We are thinking of implementing tokenizer plug-in for Asian languages specifically Japanese and Chinese along with the stock tokenizer. We have shortlisted kuromoji for Japanese and ICU Tokenizer for Chinese.
It will be very helpful if you have any other suggestions for the tokenizer. And also any suggestion for integration of these tokenizers in the existing code are welcome.
@satoshi.enoue @guillaumekln


(Guillaume Klein) #11

Hi,

Is your plan to just integrate existing tokenizers in the code base? The OpenNMT tokenization is optional and can be replaced by any other tools so it does not seem to be necessary.


(Shivali ) #12

How did you calculate the bleu score ? Can you please share the script ?


(liluhao1982) #13

You just need to get the multi-bleu.perl script:


or refer to:


(Masaaki Nagata) #14

Hi,

I recommend to use sentencepiece, which is an unsupervised text tokenizer and detokenizer for neural machine translation. It extends the idea of byte pair encoding to an entire sentence to handle languages without white space delimiters such as Japanese and Chinese.

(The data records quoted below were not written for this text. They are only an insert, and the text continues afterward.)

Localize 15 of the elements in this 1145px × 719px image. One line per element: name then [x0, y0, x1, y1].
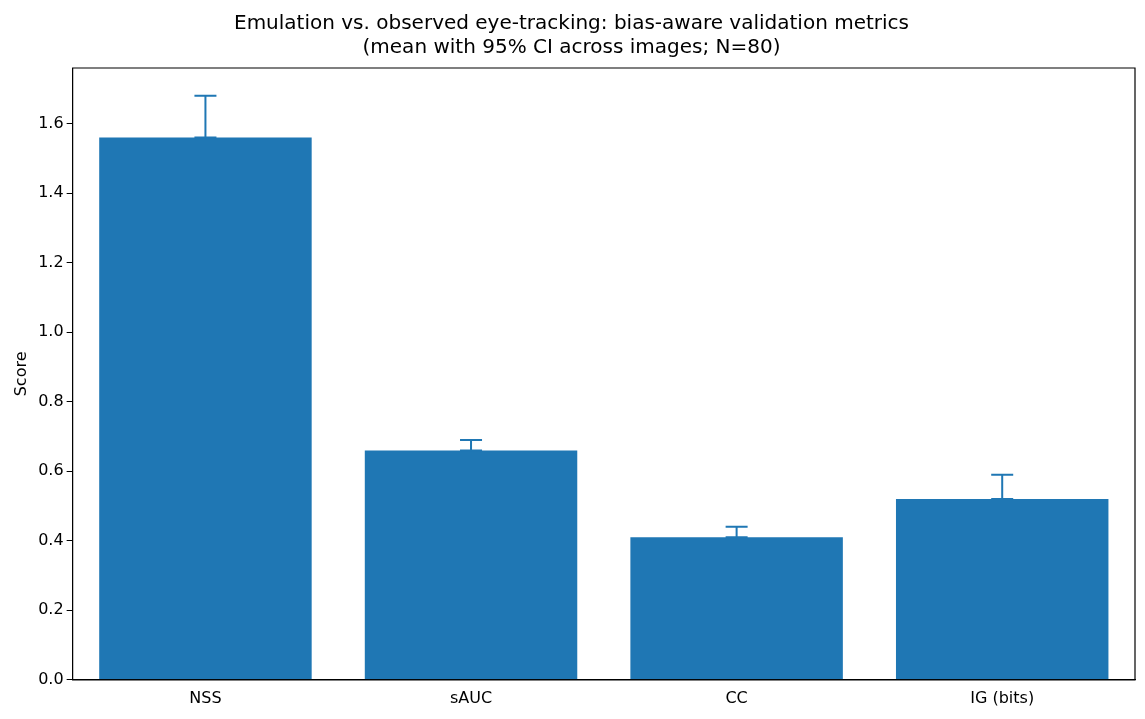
y-tick-label: 1.0 [38, 321, 64, 341]
x-tick-label: NSS [189, 687, 222, 707]
x-tick-label: CC [725, 687, 748, 707]
y-tick-label: 0.8 [38, 390, 64, 410]
y-tick-label: 1.6 [38, 112, 64, 132]
y-tick-label: 0.0 [38, 668, 64, 688]
y-tick-label: 0.2 [38, 599, 64, 619]
y-tick-label: 0.4 [38, 529, 64, 549]
y-tick-label: 1.2 [38, 251, 64, 271]
y-tick-label: 0.6 [38, 460, 64, 480]
y-tick-label: 1.4 [38, 182, 64, 202]
chart-title: Emulation vs. observed eye-tracking: bias-aware validation metrics (mean with 95% CI across images; N=80) [233, 10, 910, 59]
x-tick-label: sAUC [449, 687, 493, 707]
x-tick-label: IG (bits) [970, 687, 1035, 707]
y-axis-title: Score [10, 351, 30, 397]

If you can read Japanese, there is a good tutorial by the author, who is also known as the author of mecab, one of the most popular Japanese morphological analysis software.


(liluhao1982) #15

Hi guys,

If somebody has trained a engine from Japanese to English?

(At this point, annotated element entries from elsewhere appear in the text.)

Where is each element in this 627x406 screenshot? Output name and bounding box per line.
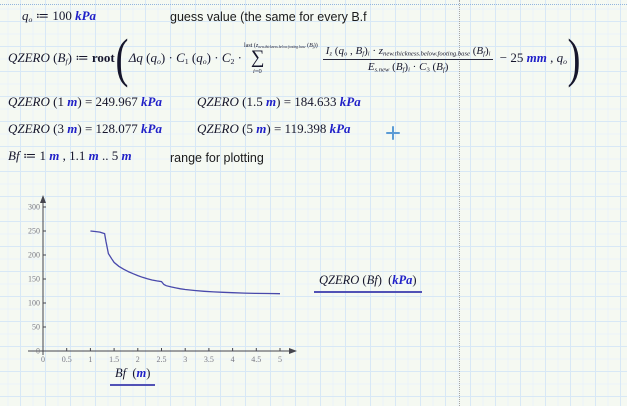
summation-block: last (znew.thickness.below.footing.base … xyxy=(244,43,318,74)
equation-lhs: QZERO (Bf) ≔ root xyxy=(8,50,115,67)
x-tick-label: 5 xyxy=(278,355,282,364)
sum-lower-limit: i=0 xyxy=(253,67,262,75)
plot-y-axis-label[interactable]: QZERO (Bf) (kPa) xyxy=(314,273,422,293)
x-tick-label: 1 xyxy=(88,355,92,364)
guess-comment-text[interactable]: guess value (the same for every B.f xyxy=(170,10,367,24)
x-tick-label: 1.5 xyxy=(109,355,119,364)
plot-x-axis-label[interactable]: Bf (m) xyxy=(110,366,156,386)
result-qzero-5m[interactable]: QZERO (5 m) = 119.398 kPa xyxy=(197,121,351,136)
y-axis-arrow-icon xyxy=(40,195,46,203)
y-tick-label: 300 xyxy=(28,203,40,212)
insertion-crosshair-icon xyxy=(386,126,400,140)
fraction-numerator: Iz (qo , Bf)i · znew.thickness.below.foo… xyxy=(322,45,494,60)
y-tick-label: 100 xyxy=(28,299,40,308)
open-paren: ( xyxy=(115,28,129,89)
fraction-denominator: Es.new (Bf)i · C3 (Bf) xyxy=(367,60,449,74)
fraction-block: Iz (qo , Bf)i · znew.thickness.below.foo… xyxy=(322,45,494,74)
x-axis-arrow-icon xyxy=(289,348,297,354)
y-tick-label: 250 xyxy=(28,227,40,236)
page-margin-line xyxy=(0,4,627,5)
close-paren: ) xyxy=(567,28,581,89)
x-tick-label: 4 xyxy=(231,355,235,364)
range-definition-region[interactable]: Bf ≔ 1 m , 1.1 m .. 5 m xyxy=(8,148,132,163)
y-tick-label: 150 xyxy=(28,275,40,284)
qo-definition-region[interactable]: qo ≔ 100 kPa xyxy=(22,8,97,24)
y-tick-label: 200 xyxy=(28,251,40,260)
x-tick-label: 2 xyxy=(136,355,140,364)
result-qzero-3m[interactable]: QZERO (3 m) = 128.077 kPa xyxy=(8,121,162,136)
x-tick-label: 0.5 xyxy=(62,355,72,364)
result-qzero-1p5m[interactable]: QZERO (1.5 m) = 184.633 kPa xyxy=(197,94,361,109)
sigma-symbol: ∑ xyxy=(251,47,265,69)
x-tick-label: 3.5 xyxy=(204,355,214,364)
equation-preterms: Δq (qo) · C1 (qo) · C2 · xyxy=(128,50,243,67)
y-tick-label: 0 xyxy=(36,347,40,356)
x-tick-label: 2.5 xyxy=(157,355,167,364)
sum-upper-limit: last (znew.thickness.below.footing.base … xyxy=(244,43,318,50)
result-qzero-1m[interactable]: QZERO (1 m) = 249.967 kPa xyxy=(8,94,162,109)
page-break-line xyxy=(459,0,460,406)
equation-tail: − 25 mm , qo xyxy=(496,50,567,67)
y-tick-label: 50 xyxy=(32,323,40,332)
x-tick-label: 3 xyxy=(183,355,187,364)
qzero-equation-region[interactable]: QZERO (Bf) ≔ root ( Δq (qo) · C1 (qo) · … xyxy=(8,30,581,88)
x-tick-label: 4.5 xyxy=(251,355,261,364)
x-tick-label: 0 xyxy=(41,355,45,364)
range-comment-text[interactable]: range for plotting xyxy=(170,151,264,165)
qzero-curve xyxy=(90,230,281,295)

I’ve trained a engine from English To Japanese successfully (After our review evaluation, the feedback is positive).

Now I try to train another engine from Japanese to English with same corpus just use Japanese corpus as Source, English corpus as Target (All corpus have been tokenized), it seems PPL is high (>30) and I use some epochs to predict, but they can’t predict any translation, all output are unk.

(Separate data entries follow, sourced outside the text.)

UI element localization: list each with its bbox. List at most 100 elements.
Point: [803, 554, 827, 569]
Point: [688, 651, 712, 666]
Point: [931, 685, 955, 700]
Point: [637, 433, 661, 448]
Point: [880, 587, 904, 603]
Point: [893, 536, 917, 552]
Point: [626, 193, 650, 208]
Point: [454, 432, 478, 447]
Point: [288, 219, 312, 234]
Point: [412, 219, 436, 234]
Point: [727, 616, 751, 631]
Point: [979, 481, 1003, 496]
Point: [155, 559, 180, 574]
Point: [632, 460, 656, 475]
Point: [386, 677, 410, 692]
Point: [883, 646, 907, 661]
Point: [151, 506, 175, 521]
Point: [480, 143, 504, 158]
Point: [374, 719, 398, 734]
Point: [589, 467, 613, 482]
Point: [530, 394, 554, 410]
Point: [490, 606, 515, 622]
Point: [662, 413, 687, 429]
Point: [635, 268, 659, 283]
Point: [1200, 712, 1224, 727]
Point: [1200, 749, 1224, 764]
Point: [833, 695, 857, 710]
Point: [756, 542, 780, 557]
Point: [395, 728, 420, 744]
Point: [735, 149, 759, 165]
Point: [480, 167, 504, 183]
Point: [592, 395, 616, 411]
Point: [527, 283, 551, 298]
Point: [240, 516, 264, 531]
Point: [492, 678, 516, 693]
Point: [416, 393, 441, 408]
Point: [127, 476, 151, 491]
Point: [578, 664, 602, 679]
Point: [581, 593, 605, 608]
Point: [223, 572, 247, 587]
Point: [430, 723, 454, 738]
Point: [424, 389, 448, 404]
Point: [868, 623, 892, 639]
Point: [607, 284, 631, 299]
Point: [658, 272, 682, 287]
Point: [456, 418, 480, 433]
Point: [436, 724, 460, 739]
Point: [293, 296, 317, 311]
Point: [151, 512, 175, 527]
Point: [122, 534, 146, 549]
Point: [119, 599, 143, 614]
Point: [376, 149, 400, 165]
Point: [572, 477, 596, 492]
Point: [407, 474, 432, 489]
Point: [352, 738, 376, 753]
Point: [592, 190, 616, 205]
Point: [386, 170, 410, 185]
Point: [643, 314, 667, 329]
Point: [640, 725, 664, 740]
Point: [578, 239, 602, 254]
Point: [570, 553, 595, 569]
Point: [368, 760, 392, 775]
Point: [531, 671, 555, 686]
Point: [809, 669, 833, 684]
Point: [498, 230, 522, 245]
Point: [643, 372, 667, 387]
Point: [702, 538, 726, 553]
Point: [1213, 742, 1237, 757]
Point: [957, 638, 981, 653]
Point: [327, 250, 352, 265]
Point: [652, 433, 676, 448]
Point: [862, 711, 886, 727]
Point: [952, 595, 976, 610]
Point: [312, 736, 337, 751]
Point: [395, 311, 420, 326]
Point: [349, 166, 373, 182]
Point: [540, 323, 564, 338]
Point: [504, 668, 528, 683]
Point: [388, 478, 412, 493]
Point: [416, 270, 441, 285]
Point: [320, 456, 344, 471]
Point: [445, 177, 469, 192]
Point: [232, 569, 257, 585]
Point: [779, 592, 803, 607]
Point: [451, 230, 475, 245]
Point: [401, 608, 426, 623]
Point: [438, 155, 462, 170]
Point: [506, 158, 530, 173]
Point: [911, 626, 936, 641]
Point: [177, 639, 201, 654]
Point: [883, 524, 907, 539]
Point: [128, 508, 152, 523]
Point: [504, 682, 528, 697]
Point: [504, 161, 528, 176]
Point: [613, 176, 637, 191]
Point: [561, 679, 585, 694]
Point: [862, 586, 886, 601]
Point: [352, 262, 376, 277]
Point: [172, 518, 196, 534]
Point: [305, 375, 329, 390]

Any suggestion is much appreciate.


(jean.senellart) #16

Hi @liluhao1982, yes we have trained Japanese to English models and there is nothing very different for this language pair. As usual the key elements for a new language pairs are the size of the corpus and the tokenization you are selecting. Are you sure there is no error in the corpus preprocessing (for instance mixing source and target)? As a sanity check, look at the size of your vocab, the ratio unknown words in source and target, the sentence size distribution metrics you get in the preprocess.


(liluhao1982) #17

Thanks Jean.

I found the problem now, the segments are misaligned after tokenization by default tokenizer in OpenNMT which is really strange.

Row 430 and 431 are merged to one sentence after tokenization for my source file, but there is no such change in my target file during tokenization, so misalignment appear.

Left panel: It is the merged segment after tokenization
Right panel: It is the original segments before tokenization

I found there is a special character in my source (Row 430), it’s unicode is \u0020, as it is not allowed to upload other format of file in the forum, I can’t share the source files with you.

Could you please double check if the default tokenizer has issue to process such special chars? I mean why it will merge segments.

Thanks.


(Guillaume Klein) #18

See this related issue:


(liluhao1982) #19

Thanks, I located the affected segment but it took much time my side. If tokenize.lua can throw a warning with affected strings or row # when it try to remove/merge segments that will be great. It will save much time for user to locate the affected strings if corpus is huge.

By the way, as I know, rest_translation_server.lua will first tokenize the input and detokenize the output automatically, but if input is Japanese, output is English, if the default tokenize will work? I mean if the default tokenizer can tokenize Japanese correctly.
During my training, I use Mecab to tokenize Japanese corpus.


(Guillaume Klein) #20

We should add an option to disable tokenization when using the rest server.

In any case, you should do the tokenization before sending the request. You can already test that right now as it is likely the default tokenization will not split the sentence more.